Как только он прожил без нее два месяца? Как пережил семнадцать лет сущего ада? Как будто волокна, из которых было создано его тело, требовали ее близости, чтобы функционировать.
Сегодня он не терпел ее прикосновения – он наслаждался ими. Она была совершенно права. Фара не могла быть испорчена – она слишком чиста, чтобы ее коснулась его тьма. Больше того, он стал чувствовать себя менее гадко, как будто некоторые трещины в его душе оказались зашитыми ее руками.
Дориан закрыл глаза, ругая себя за глупость. Все это время он боялся не ее, а самого себя. Боялся, что близость выведет на поверхность жестокие страхи проведенных в тюрьме лет.
Он должен был догадаться. Она была его Феей. Его душа помнила ее. Он был убийцей, злодеем, но он скорее перережет себе горло, чем повредит хоть один волосок на ее голове.
Дориан вспомнил страсть в ее глазах, когда она его раздевала. Он был искренне признателен ей. Желание обладать ею заставило Блэквелла почувствовать себя не уязвимым или слабым, а мощным. Мужественным. Как будто ему было по силам покорить звезды и все неведомые миры за их пределами.
– Надеюсь, ты понимаешь, что мадам Сандрин будет очень сердита на тебя, – вымолвила Фара, лениво зевая.
Он уткнулся носом в ее кудри, вдыхая аромат лаванды так глубоко, что тот проник в самые уголки его легких.
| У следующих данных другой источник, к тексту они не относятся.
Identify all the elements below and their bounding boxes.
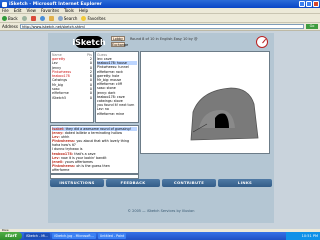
refresh-button[interactable]: [39, 15, 45, 21]
system-tray: 10:51 PM: [286, 232, 320, 240]
menu-help[interactable]: Help: [79, 8, 88, 13]
cave-sketch: [190, 87, 259, 141]
menu-favorites[interactable]: Favorites: [41, 8, 59, 13]
forward-button[interactable]: [21, 15, 27, 21]
search-button[interactable]: Search: [57, 15, 78, 21]
isketch-stage: iSketch Lobby Exchange Round 8 of 10 in …: [48, 33, 274, 223]
page-content: iSketch Lobby Exchange Round 8 of 10 in …: [0, 31, 320, 229]
chat-text: doked laillebr a terminating hollow: [64, 131, 123, 136]
home-button[interactable]: [48, 15, 54, 21]
players-panel: Name Pts garretty 2 Lev 0 Jenny 0 Pinkwheess 2 t…: [50, 51, 94, 123]
task-paint[interactable]: Untitled - Paint: [97, 233, 127, 239]
lobby-button[interactable]: Lobby: [111, 36, 125, 41]
guess-row: elfieforme: mine: [97, 111, 125, 116]
address-label: Address: [2, 24, 18, 29]
menu-tools[interactable]: Tools: [64, 8, 74, 13]
go-button[interactable]: Go: [306, 24, 318, 29]
favorites-button[interactable]: Favorites: [81, 15, 106, 21]
window-title: iSketch - Microsoft Internet Explorer: [9, 1, 102, 7]
window-controls: [299, 1, 319, 7]
task-image[interactable]: iSketch.jpg - Microsoft...: [52, 233, 96, 239]
player-score: 0: [89, 95, 92, 100]
task-isketch[interactable]: iSketch - Mi...: [24, 233, 51, 239]
exchange-button[interactable]: Exchange: [111, 42, 128, 47]
refresh-icon: [39, 15, 45, 21]
timer-clock-icon: [256, 36, 268, 48]
favorites-label: Favorites: [87, 15, 106, 21]
back-label: Back: [8, 15, 18, 21]
maximize-button[interactable]: [306, 1, 312, 7]
back-button[interactable]: Back: [2, 15, 18, 21]
isketch-logo: iSketch: [72, 36, 106, 48]
menu-file[interactable]: File: [2, 8, 9, 13]
instructions-button[interactable]: INSTRUCTIONS: [50, 179, 104, 187]
chat-message: offerforme: [52, 168, 137, 172]
address-bar: Address http://www.isketch.net/sketch.sh…: [0, 23, 320, 31]
player-name: iSketch5: [52, 95, 67, 100]
copyright-text: © 2005 — iSketch Services by Illuvion: [127, 209, 195, 213]
player-list: garretty 2 Lev 0 Jenny 0 Pinkwheess 2 teaboo178 8…: [52, 57, 92, 100]
chat-log: Isabel: they did a awesome round of gues…: [50, 125, 139, 174]
chat-text: you about that with lovely thing: [76, 139, 130, 144]
menu-view[interactable]: View: [26, 8, 36, 13]
search-icon: [57, 15, 63, 21]
close-button[interactable]: [313, 1, 319, 7]
window-titlebar: iSketch - Microsoft Internet Explorer: [0, 0, 320, 8]
drawing-canvas[interactable]: [140, 51, 270, 154]
player-row: iSketch5 0: [52, 96, 92, 100]
back-arrow-icon: [2, 15, 7, 21]
stop-icon: [30, 15, 36, 21]
links-button[interactable]: LINKS: [218, 179, 272, 187]
ie-icon: [2, 1, 7, 7]
feedback-button[interactable]: FEEDBACK: [106, 179, 160, 187]
chat-text: oh is the guess then: [76, 163, 110, 168]
browser-toolbar: Back Search Favorites: [0, 14, 320, 23]
stop-button[interactable]: [30, 15, 36, 21]
home-icon: [48, 15, 54, 21]
forward-arrow-icon: [21, 15, 27, 21]
chat-list: Isabel: they did a awesome round of gues…: [52, 127, 137, 172]
address-input[interactable]: http://www.isketch.net/sketch.shtml: [19, 24, 304, 29]
start-button[interactable]: start: [0, 232, 22, 240]
chat-text: offerforme: [52, 167, 70, 172]
search-label: Search: [63, 15, 78, 21]
guesses-panel: Guess lev: cave teaboo178: house Pinkwhees…: [95, 51, 139, 123]
clock: 10:51 PM: [301, 234, 318, 238]
round-info: Round 8 of 10 in English Easy 10 by @: [130, 37, 198, 41]
contribute-button[interactable]: CONTRIBUTE: [162, 179, 216, 187]
menu-edit[interactable]: Edit: [14, 8, 22, 13]
minimize-button[interactable]: [299, 1, 305, 7]
star-icon: [81, 15, 87, 21]
guess-list: lev: cave teaboo178: house Pinkwheess: tun…: [97, 57, 137, 116]
taskbar: start iSketch - Mi... iSketch.jpg - Micr…: [0, 232, 320, 240]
– Я думал, ты спишь, – пробормотал он, смущенный тем, что это были первые слова, сорвавшиеся с ее губ. Вероятно, она пыталась успокоить его, создавая спокойный момент после бурного соития.
Она была так чертовски ему дорога.
– Не пытайся поменять тему разговора, – сказала жена с дразнящей улыбкой. – Тебе придется ответить за уничтожение всего моего гардероба за одну ночь.
Руки Дориана поглаживали шелковистую кожу ее спины, отчего по его коже побежали мурашки. Ему никогда не надоест прикасаться к ней. Он никогда не перестанет восхищаться неестественной мягкостью ее волшебной кожи. Казалось, он гладил зеркало. Держал в объятиях ангела. Такая женщина, как она, не принадлежала к этой проклятой земле.
– Одежда не понадобится тебе еще некоторое время, – сообщил ей Дориан. – Потому что я намерен держать тебя обнаженной как можно дольше.
Фара высвободилась из его объятий, чтобы перекатиться на спину и театральным жестом прижать руку ко лбу.
– Может, ты передумаешь и предпочтешь гарем куртизанок? – Она вздохнула. – Не думаю, что выживу в постели печально знаменитого Черного Сердца из Бен-Мора.
Дориан лег на бок, чтобы господствовать над ее распростертой, бледной плотью, его рука провела по нижней стороне одной идеальной груди.
– Ты не хочешь помочь мне опросить их? – беспечно спросил он.
Фара отмахнулась от него, притворяясь рассерженной.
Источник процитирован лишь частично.